Credit Card Calculator
Editorial Review
Reviewed for formula accuracy, plain-language explanations, and calculator limitations by DP Tech Studio.
Reference sources
Important: This calculator assumes a fixed APR and a constant monthly payment. Actual payoff time may vary based on new purchases, fees, minimum payment changes, or rate adjustments.
What Does This Credit Card Calculator Do?
This tool answers one of the most important questions in personal finance: if I pay $X per month on my credit card, how long will it take to pay it off — and how much interest will I end up paying?
Credit card debt is expensive because APRs are typically much higher than other loan types. At 22% APR, a $5,000 balance being paid at $100 per month takes nearly 10 years to eliminate and costs more than $6,000 in interest alone. Seeing those numbers makes the case for paying more than the minimum far better than any general advice could.
How the Credit Card Payoff Calculation Works
Each month, interest is charged on the remaining balance and your payment reduces the result. The calculator simulates this month-by-month until the balance reaches zero:
Each month:
Interest charged = Remaining balance × Monthly rate
New balance = Remaining balance + Interest − Payment
Repeat until balance = $0. Count the months and sum the interest charges.
If your monthly payment is lower than the interest charged in a single month, the balance never decreases — it grows. The calculator flags this scenario with a warning.

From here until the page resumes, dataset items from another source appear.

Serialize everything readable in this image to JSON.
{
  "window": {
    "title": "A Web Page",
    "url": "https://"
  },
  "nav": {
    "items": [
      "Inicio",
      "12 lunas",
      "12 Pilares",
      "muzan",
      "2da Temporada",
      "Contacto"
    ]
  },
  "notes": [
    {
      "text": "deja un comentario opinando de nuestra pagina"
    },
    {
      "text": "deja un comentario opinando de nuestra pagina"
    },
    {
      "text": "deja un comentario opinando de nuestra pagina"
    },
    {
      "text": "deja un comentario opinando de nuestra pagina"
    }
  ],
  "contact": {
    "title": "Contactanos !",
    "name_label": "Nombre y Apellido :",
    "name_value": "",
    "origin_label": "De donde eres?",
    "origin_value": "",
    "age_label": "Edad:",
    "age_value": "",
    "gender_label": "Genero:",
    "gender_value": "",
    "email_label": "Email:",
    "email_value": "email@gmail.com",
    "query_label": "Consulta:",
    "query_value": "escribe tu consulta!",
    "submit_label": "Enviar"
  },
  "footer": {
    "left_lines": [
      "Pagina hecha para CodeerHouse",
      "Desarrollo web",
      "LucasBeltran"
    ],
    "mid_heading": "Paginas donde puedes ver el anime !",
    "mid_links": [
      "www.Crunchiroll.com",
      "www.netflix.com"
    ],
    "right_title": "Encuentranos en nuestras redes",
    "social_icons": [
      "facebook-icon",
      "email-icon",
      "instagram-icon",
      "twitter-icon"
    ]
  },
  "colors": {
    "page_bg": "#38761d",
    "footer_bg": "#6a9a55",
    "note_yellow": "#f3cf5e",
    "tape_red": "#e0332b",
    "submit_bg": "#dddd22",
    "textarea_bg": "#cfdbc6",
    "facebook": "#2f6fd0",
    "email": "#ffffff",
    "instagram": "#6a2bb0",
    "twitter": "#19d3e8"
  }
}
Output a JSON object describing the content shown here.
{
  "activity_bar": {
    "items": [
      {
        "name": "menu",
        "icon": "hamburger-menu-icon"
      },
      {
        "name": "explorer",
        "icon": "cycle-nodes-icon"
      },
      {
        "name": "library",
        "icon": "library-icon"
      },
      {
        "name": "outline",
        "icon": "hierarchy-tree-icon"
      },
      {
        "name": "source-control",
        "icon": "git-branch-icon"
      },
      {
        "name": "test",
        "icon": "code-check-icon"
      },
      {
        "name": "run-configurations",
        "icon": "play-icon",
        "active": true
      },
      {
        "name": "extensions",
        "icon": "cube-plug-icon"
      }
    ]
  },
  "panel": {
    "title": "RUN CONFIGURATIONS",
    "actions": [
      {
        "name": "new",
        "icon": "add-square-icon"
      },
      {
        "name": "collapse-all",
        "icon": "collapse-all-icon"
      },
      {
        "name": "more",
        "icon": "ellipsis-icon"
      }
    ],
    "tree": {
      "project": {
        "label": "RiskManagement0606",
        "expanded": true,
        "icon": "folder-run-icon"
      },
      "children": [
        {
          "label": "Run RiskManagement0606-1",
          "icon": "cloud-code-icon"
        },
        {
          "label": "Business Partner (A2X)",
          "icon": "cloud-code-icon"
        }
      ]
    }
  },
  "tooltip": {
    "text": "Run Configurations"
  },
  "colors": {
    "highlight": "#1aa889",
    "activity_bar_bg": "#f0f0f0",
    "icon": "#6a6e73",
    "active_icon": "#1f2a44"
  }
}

Example: $5,000 Balance at 22.99% APR
APR: 22.99%
Monthly Rate: 22.99 / 12 / 100 ≈ 1.916%
Scenario 1 — Pay $100/month:
Time to payoff: ~104 months (≈8.7 years)
Total interest paid: ≈ $5,350
Scenario 2 — Pay $200/month:
Time to payoff: ~32 months (≈2.7 years)
Total interest paid: ≈ $1,330
Interest saved by doubling payment: ≈ $4,020
The Danger of Minimum Payments
Credit card minimum payments are typically set at 1–2% of the balance or a small flat amount, whichever is higher. This keeps your account current but barely dents the principal at high APRs.
On a $5,000 balance at 22% APR, a minimum payment of $100 means more than $95 goes to interest and less than $5 goes to principal in the first month. Many people are surprised to learn they could stay in "minimum payment mode" for a decade while barely reducing their debt.
A simple rule to accelerate payoff: pay at least twice the minimum every month. Even better, try to pay off new charges in full each month to prevent the balance from growing while you work down the existing debt.
Strategies to Pay Off Credit Card Debt Faster
- Avalanche method: Pay minimums on all cards and direct all extra money to the card with the highest APR first. This minimizes total interest paid.
- Snowball method: Pay minimums everywhere and put extra money toward the card with the smallest balance. Paying off a card entirely gives psychological momentum.
- Balance transfer card: Some issuers offer 0% APR promotional periods for 12–21 months on transferred balances (usually with a 3–5% transfer fee). Moving a high-APR balance there can save significant interest if you pay it off during the promo period.
- Personal loan consolidation: A personal loan at 10–15% APR to pay off credit cards at 22%+ APR can reduce your monthly interest charge substantially, provided you stop using the credit cards.